Так сразу и не скажешь. Зависть? Вот уж это чувство Баристу было не свойственно ни в малейшей мере. Тальфер знал о своей уникальности, ценил ее, и уподобляться смазливому придворному щеголю? Будь он хоть трижды принц?
Хотел бы Барист поменяться с ним местами?
Он бы стал принцем с куриным умом Найджела, пусть даже красавцем? Пусть даже любимцем всех женщин?
Нет!
И еще раз – НЕТ!!!
У Бариста от одной мысли почесуха начиналась. Но почему он не любил Найджела?
Непонятно. Никак не понять…
И не доверял. Но… что делать? Не скажешь ведь королю в лицо – ваше величество, поведение вашего сына весьма и весьма подозрительно… с чего это его разобрало на сыновнюю любовь? Проверить бы?
Вы ж его недавно отчесали поперек шерсти, да еще на свободу его покусились, раньше он месяцами дуться мог, а теперь ластится? Не бывает такого, или бывает, но с причиной.
Зачем ему надо прогибаться, что та змея? Почему он так поступает?

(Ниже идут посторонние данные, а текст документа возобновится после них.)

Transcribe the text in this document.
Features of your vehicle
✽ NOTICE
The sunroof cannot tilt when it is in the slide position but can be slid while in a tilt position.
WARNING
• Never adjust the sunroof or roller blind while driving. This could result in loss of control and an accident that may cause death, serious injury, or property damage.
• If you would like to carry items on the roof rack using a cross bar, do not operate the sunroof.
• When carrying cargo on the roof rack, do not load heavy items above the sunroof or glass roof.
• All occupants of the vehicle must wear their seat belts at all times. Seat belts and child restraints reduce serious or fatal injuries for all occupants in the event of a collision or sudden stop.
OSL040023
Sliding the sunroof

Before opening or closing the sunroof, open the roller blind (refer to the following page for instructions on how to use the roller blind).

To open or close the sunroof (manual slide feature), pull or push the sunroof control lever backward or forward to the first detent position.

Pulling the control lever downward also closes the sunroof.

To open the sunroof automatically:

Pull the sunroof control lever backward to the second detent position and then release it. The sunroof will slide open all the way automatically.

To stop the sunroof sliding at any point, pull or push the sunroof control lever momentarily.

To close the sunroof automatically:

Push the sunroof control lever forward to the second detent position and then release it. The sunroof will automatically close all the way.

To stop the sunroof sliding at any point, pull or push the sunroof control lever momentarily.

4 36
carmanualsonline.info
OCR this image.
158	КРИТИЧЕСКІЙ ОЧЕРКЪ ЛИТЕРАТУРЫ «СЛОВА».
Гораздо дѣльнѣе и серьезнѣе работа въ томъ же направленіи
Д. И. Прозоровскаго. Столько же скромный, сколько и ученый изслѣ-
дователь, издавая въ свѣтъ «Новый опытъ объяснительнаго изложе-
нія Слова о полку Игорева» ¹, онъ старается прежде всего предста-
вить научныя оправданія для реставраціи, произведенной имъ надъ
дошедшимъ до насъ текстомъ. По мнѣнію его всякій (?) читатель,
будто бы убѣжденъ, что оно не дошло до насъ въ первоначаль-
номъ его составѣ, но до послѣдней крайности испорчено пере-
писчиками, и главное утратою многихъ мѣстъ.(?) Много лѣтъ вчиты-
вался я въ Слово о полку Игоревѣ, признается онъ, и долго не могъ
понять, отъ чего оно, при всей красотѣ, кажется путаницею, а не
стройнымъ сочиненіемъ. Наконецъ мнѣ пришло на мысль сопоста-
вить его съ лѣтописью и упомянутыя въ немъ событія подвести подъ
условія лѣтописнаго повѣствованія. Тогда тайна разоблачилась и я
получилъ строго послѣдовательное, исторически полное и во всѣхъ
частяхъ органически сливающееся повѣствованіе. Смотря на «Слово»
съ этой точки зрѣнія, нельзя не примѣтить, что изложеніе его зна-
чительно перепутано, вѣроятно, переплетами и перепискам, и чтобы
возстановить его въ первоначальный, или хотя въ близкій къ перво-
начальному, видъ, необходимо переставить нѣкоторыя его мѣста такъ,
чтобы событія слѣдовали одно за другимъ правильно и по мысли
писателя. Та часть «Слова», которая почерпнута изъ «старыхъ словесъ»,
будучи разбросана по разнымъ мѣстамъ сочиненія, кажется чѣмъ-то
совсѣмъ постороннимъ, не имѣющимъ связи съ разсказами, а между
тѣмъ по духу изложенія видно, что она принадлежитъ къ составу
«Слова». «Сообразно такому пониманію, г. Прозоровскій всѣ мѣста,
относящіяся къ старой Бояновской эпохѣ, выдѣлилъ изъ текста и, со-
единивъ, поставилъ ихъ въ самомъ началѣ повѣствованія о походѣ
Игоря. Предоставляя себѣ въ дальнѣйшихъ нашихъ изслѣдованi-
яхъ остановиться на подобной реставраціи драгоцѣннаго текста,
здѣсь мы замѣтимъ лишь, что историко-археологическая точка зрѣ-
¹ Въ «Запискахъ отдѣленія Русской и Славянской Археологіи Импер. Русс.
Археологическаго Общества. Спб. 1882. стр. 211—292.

Каждый человек – раб своего характера, привычек, суждений, даже друзей и близких. И – каждому человеку свойственны одни поступки и не свойственны другие.
Если человек, к примеру, ненавидел всю жизнь голубей и гонял их, а в одно прекрасное утро вдруг выходит их кормить, либо за ночь он пережил серьезное потрясение, либо семечки отравил. И второе вероятнее.
Добряк не озлобится без причины за один час, скупец не начнет раздавать горстями деньги, а шлюха не станет спать с кем-то бесплатно. Просто так – не станет.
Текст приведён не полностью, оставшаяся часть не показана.